Une scène de contrôle routier survenue en février dernier en Floride n’a cessé de faire le tour des réseaux sociaux cette semaine, après la diffusion d’une vidéo montrant l’incompréhension et l’ironie d’une conductrice face à un agent de la circulation. Katie Thomas, 36 ans, amputée de la main droite, a reçu une contravention pour avoir utilisé son téléphone au volant… avec cette même main. L’agent, qui menait une opération de lutte contre la distraction au volant dans la ville de Lake Worth, affirmait l’avoir vue dépasser son véhicule en tenant son appareil de la main droite. L’intéressée lui a alors montré son moignon pour signifier l’absurdité de l’accusation, en rétorquant : « So, obviously not! » (Soit, visiblement non !) croyant que l’incident s’arrêterait là. Pourtant, le policier a persisté et lui a tendu la contravention, refusant d’admettre son erreur, allant même jusqu’à lui demander de jurer devant Dieu qu’elle n’avait pas utilisé le téléphone.

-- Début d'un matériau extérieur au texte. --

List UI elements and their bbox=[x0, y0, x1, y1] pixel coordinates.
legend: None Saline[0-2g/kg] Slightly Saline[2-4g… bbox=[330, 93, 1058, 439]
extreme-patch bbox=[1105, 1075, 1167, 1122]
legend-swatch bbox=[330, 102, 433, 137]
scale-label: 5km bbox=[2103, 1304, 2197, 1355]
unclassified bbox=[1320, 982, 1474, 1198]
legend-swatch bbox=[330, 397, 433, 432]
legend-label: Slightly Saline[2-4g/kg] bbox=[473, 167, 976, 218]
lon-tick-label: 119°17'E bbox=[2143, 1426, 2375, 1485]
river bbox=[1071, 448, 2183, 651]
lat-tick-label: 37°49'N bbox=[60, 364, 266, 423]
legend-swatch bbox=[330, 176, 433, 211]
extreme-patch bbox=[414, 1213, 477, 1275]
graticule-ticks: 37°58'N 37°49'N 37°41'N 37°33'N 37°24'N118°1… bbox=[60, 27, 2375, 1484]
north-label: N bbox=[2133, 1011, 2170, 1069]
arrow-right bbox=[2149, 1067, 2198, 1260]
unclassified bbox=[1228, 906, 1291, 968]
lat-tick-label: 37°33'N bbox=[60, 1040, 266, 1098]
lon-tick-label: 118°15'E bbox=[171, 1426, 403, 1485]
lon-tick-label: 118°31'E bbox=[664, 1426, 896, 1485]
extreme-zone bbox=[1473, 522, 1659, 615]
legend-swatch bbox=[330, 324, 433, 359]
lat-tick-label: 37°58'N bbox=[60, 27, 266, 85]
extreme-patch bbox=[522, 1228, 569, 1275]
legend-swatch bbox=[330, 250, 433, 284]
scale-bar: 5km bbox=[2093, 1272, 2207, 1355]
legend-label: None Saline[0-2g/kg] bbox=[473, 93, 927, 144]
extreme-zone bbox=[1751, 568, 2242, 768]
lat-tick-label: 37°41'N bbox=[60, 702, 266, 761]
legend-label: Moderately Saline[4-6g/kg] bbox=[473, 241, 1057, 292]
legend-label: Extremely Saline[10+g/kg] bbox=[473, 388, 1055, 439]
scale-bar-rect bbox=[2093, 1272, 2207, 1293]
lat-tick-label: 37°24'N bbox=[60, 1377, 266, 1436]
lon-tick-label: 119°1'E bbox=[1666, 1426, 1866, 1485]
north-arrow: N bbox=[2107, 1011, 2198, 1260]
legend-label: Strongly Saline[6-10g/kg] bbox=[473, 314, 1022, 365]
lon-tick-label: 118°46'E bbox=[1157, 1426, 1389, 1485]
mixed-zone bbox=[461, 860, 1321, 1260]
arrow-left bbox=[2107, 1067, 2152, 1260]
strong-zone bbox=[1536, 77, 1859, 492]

La vidéo, enregistrée par la caméra embarquée du véhicule de patrouille, a été publiée par Katie Thomas elle-même sur son compte Instagram, espérant ainsi attirer l’attention sur le traitement réservé aux personnes handicapées lors de tels contrôles. Dans des déclarations recueillies par CBS News, elle a exprimé son souhait de dénoncer ces pratiques grâce à cet incident devenu viral.

Annulation de l’amende

Contestant la verbalisation, Katie Thomas devait comparaître devant le tribunal le mercredi suivant la médiatisation de l’affaire. Mais l’audience n’a pas eu lieu : le bureau du shérif du comté de Palm Beach a annulé l’amende le lundi 25 mai, mettant fin à la procédure. Aucune précision n’a été apportée sur les motifs exacts de cette décision, mais elle intervient après la large diffusion de la scène et les critiques suscitées par l’attitude de l’agent.

Un cas qui interroge

Cet épisode soulève des questions sur la fiabilité des constatations visuelles lors des opérations de contrôle routier et sur la formation des forces de l’ordre face aux situations impliquant des personnes en situation de handicap. L’amende, bien qu’annulée, a été vécue par la conductrice comme une injustice et un symbole des difficultés supplémentaires rencontrées par les personnes amputées au quotidien.